Lyle Howe stood in Nova Scotia Supreme Court and issued a brief statement before sentencing, saying he regretted his behaviour and was not proud of what he did.
"I am remorseful for my actions," he said as a few dozen supporters, including his mother and wife, looked on.
"I'm embarrassed by it. ... If my actions were different, all of this could have been avoided."
Chief Justice Joseph Kennedy accepted the three-year joint recommendation, along with orders that Howe provide a DNA sample, be placed on the national sex offender registry and not allowed to have firearms for 20 years.
Kennedy said he considered the fact that Howe was a first-time offender, but also that he used his position as a lawyer to attract the young woman and commit a serious offence.
"The use of one's professional standing to effectively seduce a teenage girl, which eventually led to a sexual assault, is an aspect of this offence that deserves condemnation," he told the hushed court.
"His actions were despicable and eventually criminal."
Several people jumped to their feet when Kennedy accepted the submission, shouting that Howe, who is black, was a victim of racial discrimination.

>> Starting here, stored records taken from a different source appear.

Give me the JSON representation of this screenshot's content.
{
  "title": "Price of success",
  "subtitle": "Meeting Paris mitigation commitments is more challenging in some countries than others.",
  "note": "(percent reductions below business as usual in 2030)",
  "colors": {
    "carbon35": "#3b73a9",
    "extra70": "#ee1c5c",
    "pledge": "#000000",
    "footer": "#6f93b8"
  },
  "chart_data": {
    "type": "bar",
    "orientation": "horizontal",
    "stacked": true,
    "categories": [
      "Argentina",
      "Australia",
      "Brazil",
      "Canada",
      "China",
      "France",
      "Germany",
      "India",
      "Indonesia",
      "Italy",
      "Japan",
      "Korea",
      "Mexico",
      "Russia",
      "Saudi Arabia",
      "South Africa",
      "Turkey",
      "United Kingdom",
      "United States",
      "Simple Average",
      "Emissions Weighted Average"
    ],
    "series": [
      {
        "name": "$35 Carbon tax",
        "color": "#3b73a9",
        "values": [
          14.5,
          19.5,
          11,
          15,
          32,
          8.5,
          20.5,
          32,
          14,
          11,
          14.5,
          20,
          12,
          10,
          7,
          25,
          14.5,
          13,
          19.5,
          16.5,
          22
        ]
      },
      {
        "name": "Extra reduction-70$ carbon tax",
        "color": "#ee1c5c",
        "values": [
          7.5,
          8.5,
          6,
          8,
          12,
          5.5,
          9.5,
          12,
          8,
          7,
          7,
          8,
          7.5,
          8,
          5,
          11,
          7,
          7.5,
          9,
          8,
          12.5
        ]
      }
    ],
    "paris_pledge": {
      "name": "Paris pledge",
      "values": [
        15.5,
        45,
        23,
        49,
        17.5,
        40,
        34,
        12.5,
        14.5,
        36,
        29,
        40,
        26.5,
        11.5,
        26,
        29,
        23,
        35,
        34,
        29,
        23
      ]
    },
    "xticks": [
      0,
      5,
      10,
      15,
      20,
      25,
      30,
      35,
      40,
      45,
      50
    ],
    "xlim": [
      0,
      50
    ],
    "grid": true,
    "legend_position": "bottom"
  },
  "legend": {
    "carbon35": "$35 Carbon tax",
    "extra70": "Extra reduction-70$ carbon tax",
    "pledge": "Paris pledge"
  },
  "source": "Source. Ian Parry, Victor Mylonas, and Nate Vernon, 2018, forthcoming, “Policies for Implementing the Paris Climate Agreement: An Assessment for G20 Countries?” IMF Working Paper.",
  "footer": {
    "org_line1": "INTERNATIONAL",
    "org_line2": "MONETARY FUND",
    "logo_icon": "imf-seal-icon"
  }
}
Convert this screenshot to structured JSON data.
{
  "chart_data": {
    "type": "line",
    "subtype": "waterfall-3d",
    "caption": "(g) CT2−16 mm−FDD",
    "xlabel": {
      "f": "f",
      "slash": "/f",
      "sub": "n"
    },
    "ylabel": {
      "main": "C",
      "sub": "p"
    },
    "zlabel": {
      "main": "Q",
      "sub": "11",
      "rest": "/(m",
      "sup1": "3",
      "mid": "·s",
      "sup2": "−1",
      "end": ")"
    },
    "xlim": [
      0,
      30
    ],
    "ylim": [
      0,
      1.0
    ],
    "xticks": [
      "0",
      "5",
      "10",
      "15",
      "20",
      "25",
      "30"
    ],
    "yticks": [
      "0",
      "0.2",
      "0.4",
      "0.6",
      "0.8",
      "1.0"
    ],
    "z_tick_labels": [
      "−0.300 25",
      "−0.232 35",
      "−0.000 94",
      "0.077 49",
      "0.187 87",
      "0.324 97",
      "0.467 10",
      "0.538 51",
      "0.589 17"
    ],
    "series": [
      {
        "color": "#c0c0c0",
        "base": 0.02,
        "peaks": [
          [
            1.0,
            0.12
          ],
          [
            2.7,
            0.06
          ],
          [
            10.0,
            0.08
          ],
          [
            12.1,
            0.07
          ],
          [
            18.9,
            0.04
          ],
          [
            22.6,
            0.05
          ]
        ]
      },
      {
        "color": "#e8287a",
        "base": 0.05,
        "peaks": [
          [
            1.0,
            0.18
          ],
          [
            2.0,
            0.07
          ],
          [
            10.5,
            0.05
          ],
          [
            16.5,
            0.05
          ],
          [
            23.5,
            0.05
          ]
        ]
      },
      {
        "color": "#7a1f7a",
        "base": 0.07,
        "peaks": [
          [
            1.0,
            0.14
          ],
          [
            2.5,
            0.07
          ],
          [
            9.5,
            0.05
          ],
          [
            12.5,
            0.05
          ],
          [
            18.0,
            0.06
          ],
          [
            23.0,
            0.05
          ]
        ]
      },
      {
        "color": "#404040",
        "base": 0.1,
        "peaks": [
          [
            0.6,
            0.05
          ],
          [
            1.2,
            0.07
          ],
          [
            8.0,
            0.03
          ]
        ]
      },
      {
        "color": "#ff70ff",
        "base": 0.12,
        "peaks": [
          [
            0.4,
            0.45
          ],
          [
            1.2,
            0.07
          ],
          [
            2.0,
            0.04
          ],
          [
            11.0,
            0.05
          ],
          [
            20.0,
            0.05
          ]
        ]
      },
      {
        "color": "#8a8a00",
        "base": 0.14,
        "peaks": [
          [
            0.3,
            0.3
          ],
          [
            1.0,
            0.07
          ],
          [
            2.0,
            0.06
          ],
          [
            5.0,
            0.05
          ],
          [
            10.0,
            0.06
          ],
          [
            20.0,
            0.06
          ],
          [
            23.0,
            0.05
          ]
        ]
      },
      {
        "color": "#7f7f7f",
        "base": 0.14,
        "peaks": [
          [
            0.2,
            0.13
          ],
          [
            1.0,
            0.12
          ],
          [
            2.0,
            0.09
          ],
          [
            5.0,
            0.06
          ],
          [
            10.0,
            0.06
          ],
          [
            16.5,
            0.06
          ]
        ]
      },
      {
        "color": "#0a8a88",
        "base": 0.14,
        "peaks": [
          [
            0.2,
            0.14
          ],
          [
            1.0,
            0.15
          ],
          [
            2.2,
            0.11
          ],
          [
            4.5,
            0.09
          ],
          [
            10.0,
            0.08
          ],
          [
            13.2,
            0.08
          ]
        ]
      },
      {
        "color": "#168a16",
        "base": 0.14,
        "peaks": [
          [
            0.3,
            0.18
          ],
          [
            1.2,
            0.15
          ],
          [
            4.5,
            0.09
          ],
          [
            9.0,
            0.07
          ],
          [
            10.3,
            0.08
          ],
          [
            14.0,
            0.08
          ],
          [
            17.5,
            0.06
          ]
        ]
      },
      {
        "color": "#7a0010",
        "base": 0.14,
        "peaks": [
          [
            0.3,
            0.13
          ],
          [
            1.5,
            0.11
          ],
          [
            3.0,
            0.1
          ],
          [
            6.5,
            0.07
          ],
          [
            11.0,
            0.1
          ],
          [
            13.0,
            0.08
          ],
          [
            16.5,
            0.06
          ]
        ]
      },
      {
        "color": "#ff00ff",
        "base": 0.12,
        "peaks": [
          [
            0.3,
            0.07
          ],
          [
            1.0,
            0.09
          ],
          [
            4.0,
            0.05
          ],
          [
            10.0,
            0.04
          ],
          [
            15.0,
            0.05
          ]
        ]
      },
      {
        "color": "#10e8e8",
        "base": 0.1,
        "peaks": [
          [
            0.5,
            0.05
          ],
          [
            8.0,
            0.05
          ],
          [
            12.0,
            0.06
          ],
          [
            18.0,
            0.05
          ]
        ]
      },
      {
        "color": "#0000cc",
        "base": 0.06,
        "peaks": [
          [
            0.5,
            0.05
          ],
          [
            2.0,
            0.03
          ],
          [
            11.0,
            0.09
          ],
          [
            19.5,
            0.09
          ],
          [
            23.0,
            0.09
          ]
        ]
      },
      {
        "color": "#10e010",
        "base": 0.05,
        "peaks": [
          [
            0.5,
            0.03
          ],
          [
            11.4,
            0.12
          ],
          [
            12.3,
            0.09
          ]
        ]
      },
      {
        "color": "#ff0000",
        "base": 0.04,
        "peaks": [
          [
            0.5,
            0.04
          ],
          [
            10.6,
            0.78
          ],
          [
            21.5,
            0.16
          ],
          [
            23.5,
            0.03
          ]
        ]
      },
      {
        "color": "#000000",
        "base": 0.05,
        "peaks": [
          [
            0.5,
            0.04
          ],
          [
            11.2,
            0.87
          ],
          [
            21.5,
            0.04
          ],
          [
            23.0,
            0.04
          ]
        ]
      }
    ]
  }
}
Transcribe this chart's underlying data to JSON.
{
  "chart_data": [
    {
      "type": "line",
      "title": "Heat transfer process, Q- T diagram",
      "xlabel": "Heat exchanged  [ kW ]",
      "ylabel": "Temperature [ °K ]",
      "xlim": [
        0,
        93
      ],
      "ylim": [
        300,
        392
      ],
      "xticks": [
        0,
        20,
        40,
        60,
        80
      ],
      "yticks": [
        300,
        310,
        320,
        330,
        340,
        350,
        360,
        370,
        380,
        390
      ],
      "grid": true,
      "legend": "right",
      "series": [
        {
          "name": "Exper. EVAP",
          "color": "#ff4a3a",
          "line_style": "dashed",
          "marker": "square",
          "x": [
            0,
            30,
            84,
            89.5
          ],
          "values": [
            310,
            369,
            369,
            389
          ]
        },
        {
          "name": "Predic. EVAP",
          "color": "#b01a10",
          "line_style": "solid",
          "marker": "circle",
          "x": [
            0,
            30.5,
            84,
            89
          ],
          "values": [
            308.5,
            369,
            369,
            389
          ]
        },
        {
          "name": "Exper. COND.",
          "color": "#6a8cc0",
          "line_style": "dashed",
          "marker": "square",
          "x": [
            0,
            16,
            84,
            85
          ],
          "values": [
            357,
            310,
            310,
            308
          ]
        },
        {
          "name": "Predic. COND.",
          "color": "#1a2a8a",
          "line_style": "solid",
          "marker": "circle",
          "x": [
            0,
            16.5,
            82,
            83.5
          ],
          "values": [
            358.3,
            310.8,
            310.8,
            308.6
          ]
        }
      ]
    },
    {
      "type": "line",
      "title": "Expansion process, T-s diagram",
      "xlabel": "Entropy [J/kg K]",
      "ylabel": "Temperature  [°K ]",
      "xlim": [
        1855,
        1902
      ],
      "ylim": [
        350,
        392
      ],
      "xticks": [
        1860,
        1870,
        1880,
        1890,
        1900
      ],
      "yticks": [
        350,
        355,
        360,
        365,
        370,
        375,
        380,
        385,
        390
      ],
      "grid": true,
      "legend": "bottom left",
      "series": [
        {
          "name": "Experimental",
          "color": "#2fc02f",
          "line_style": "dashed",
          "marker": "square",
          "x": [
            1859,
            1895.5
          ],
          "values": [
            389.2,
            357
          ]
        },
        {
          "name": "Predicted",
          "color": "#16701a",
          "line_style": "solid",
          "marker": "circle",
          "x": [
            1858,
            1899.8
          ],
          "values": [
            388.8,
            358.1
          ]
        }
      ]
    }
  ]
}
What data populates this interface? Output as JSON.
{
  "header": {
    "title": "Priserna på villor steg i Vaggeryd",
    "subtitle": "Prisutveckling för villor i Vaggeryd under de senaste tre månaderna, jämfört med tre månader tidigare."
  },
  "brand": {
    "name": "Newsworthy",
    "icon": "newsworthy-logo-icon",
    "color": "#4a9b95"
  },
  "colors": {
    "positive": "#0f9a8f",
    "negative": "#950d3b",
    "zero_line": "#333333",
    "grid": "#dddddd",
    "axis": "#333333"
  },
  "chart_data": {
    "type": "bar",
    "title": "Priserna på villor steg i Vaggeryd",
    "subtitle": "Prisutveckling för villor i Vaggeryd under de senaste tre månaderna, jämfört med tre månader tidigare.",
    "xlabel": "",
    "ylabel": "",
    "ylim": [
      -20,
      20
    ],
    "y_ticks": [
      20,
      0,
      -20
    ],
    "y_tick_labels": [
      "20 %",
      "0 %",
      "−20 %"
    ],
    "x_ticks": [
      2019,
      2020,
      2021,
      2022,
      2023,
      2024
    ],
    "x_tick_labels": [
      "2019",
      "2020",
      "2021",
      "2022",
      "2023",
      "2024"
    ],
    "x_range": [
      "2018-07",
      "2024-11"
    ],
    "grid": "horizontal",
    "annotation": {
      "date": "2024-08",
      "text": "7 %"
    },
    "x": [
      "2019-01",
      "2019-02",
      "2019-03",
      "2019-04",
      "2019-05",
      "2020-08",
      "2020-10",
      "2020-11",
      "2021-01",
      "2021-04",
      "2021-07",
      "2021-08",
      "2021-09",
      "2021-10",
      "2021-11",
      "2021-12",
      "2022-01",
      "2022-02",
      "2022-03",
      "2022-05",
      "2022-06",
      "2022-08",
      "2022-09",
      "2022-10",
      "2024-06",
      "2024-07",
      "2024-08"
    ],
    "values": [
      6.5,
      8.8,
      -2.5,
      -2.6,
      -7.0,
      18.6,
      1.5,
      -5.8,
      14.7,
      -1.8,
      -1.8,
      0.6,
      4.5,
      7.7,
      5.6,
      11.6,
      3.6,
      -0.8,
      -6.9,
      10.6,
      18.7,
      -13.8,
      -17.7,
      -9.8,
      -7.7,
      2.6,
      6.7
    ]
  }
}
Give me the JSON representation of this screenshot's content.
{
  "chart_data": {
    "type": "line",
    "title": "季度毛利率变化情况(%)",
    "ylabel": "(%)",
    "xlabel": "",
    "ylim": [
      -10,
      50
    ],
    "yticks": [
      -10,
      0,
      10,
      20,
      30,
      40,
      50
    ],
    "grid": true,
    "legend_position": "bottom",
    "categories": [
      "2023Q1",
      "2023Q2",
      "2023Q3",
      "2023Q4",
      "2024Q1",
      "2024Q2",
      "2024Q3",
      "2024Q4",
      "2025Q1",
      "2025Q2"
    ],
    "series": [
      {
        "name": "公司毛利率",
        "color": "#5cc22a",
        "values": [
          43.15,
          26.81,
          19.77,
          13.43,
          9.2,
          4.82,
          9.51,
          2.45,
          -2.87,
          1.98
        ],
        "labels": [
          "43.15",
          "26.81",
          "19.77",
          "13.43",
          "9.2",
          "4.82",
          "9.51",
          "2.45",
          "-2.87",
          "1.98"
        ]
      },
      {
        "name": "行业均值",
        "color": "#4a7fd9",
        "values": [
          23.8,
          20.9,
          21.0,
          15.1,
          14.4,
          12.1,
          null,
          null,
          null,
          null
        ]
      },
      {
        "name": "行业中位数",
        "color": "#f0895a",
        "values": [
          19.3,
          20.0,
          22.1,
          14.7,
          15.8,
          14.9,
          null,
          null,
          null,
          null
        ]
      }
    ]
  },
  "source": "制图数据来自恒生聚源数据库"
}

"This is a sad day for justice," one woman said, while another claimed it was another case of "systemic discrimination."
Howe's backers alleged throughout his trial and at a rally after his conviction in May that the evidence didn't support the jury's finding of guilt and reflected the justice system's bias against black men.
Outside court, Crown prosecutor Dan Rideout dismissed the assertion.
"It was never raised at any point that race was at all a relevant factor in this case, by (the) defence or Crown," he said.
David Sparks, a Howe supporter, said outside court that his friends and family were disappointed with the sentence and added it was another example of the judicial system exacting heavier penalties on black people.
"It's part of a pattern and is something that happens again and again in this province when it comes to black males," he said.
Sparks helped organize the rally last month to show that many believed Howe was innocent, based on his testimony at trial and his good reputation in the community.
Nova Scotia's Public Prosecution Service defended its decision to prosecute Howe, saying the Crown determined it was in the public interest to proceed with the case.
At his trial, Howe testified he had consensual sex with the woman on March 20, 2011, but the Crown argued she was impaired and did not give consent.
Howe was acquitted of administering a stupefying substance.
His defence lawyer said Wednesday he has filed a notice of appeal.
The Nova Scotia Barristers' Society suspended his licence to practise.